Am I simply trying to excuse the inexcusable? Well yes, in a way I am. By this I mean that while racism in general and anti-Semitism in particular is never ‘excusable’ as such, an understanding of how people come to express such views does, I think, help to move us away from the idea that anyone of any background in any context who can be shown to have some anti-Semitic opinions must on that account be utterly anathametised.
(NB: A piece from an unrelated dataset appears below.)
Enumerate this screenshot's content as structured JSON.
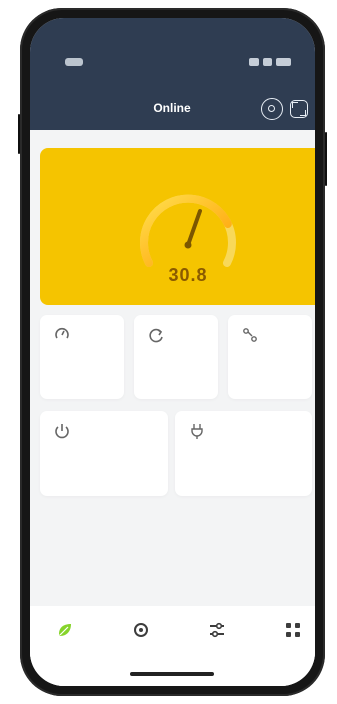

My point in the end is, I suppose, a simple one. For all we may talk about the profound inequality of power relations between Israelis and Palestinians, the total unbalance of a media discourse which equally apportions blame, we must still view pro-occupation Israelis as victims of their own circumstances – with understanding and a measure of sympathy. We must recognize (from our own position of relative comfort) that their fears have some justification, and that their present situation is a difficult one – however much of their own making. At the same time, if we are to shift the discourse on Israel-Palestine towards a more genuinely balanced recognition of the enormous underlying injustices which are locked into the present media narrative, we must start to confront the anti-Semitism issue head on, rather than just talking around it.